Ces journées ont permis, en effet, outre ce qui avait trait proprement à l'éducation, d'aborder certaines questions actuelles de la théologie. Ce que nous voudrions, c'est partager avec vous certains points de vue, certaines de ces questions importantes qui se posent et qui devront être sérieuse ment étudiées si nous désirons que le dialogue continue à progresser. Nous espérons que les quelques perspectives présentées ici contribueront à éclairer quelques-unes de ces questions essentielles, comme par exemple: - Le plan de Dieu comporte-t-il deux voies différentes pour un seul peuple de Dieu?

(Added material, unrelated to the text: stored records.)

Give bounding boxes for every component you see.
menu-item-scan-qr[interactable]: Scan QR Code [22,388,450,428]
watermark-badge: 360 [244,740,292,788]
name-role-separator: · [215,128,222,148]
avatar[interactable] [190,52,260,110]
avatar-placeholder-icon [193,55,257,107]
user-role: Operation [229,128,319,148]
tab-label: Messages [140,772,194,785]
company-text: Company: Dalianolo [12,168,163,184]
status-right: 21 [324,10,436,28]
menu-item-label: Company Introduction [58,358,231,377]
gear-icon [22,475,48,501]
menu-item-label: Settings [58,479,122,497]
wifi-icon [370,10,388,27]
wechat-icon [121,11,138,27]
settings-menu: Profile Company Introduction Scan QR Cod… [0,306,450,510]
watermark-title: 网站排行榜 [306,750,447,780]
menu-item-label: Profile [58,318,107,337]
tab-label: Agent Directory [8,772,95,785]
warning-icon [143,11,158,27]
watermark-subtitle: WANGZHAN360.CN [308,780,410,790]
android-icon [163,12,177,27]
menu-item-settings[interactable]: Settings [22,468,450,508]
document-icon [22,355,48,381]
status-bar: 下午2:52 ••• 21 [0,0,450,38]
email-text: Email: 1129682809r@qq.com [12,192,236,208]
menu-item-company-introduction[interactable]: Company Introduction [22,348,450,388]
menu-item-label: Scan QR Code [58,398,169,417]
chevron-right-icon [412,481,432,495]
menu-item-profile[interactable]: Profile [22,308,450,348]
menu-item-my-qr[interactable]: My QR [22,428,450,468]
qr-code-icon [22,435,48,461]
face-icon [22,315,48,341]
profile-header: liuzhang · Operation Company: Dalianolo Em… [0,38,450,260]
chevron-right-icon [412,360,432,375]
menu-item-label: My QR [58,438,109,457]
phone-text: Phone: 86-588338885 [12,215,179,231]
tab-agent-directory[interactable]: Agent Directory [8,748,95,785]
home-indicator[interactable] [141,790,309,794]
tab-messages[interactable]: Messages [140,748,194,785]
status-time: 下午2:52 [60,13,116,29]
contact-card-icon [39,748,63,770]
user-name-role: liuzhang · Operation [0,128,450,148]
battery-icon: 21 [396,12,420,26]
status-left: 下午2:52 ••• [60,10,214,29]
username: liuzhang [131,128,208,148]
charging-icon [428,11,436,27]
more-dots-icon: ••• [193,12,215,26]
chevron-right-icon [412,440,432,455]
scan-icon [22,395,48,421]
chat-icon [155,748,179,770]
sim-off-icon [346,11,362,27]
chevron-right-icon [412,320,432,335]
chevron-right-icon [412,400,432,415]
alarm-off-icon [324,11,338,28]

- L'Ancien Testament est-il totalement accompli dans le Nouveau, ou attendons-nous encore un « parfait achèvement » pour la fin des temps? - Comment juifs et chrétiens peuvent-ils répondre les uns et les autres à leur vocation propre et reconnaître en même temps que les uns comme les autres accomplissent la volonté de Dieu et répondent à leur vocation? A ces questions importantes nous ne trouverons de réponse, pensons-nous, que si nous acceptons la tension, une tension positive qui nous permet de vivre avec la conviction d'être nous-mêmes le peuple de Dieu, sans refuser aux autres le même privilège. C'est une attitude intérieure qui nous fait découvrir la richesse, la valeur unique de tout être humain, et finalement son mystère.
Une telle attitude exclut nécessairement toute théologie de la substitution; elle interdit tout sentiment de supériorité, tout mépris envers autrui; elle est le seul chemin pour un dialogue authentique, un dialogue qui exige d'être totalement ouvert, d'avoir finalement un tel respect qu'on laisse à l'Autre cet « espace », cette marge de liberté qui lui permet d'être vraiment lui-même et de répandre en toute vérité à l'appel du Seigneur, ce Seigneur que nous désirons, les uns et les autres, aimer et servir de tout notre coeur, de toute notre âme et de toutes nos forces. Alors, seulement, nous pourrons regarder cet Autre pour ce qu'il est réellement: une créature de Dieu, modelée à San image et à Sa ressemblance.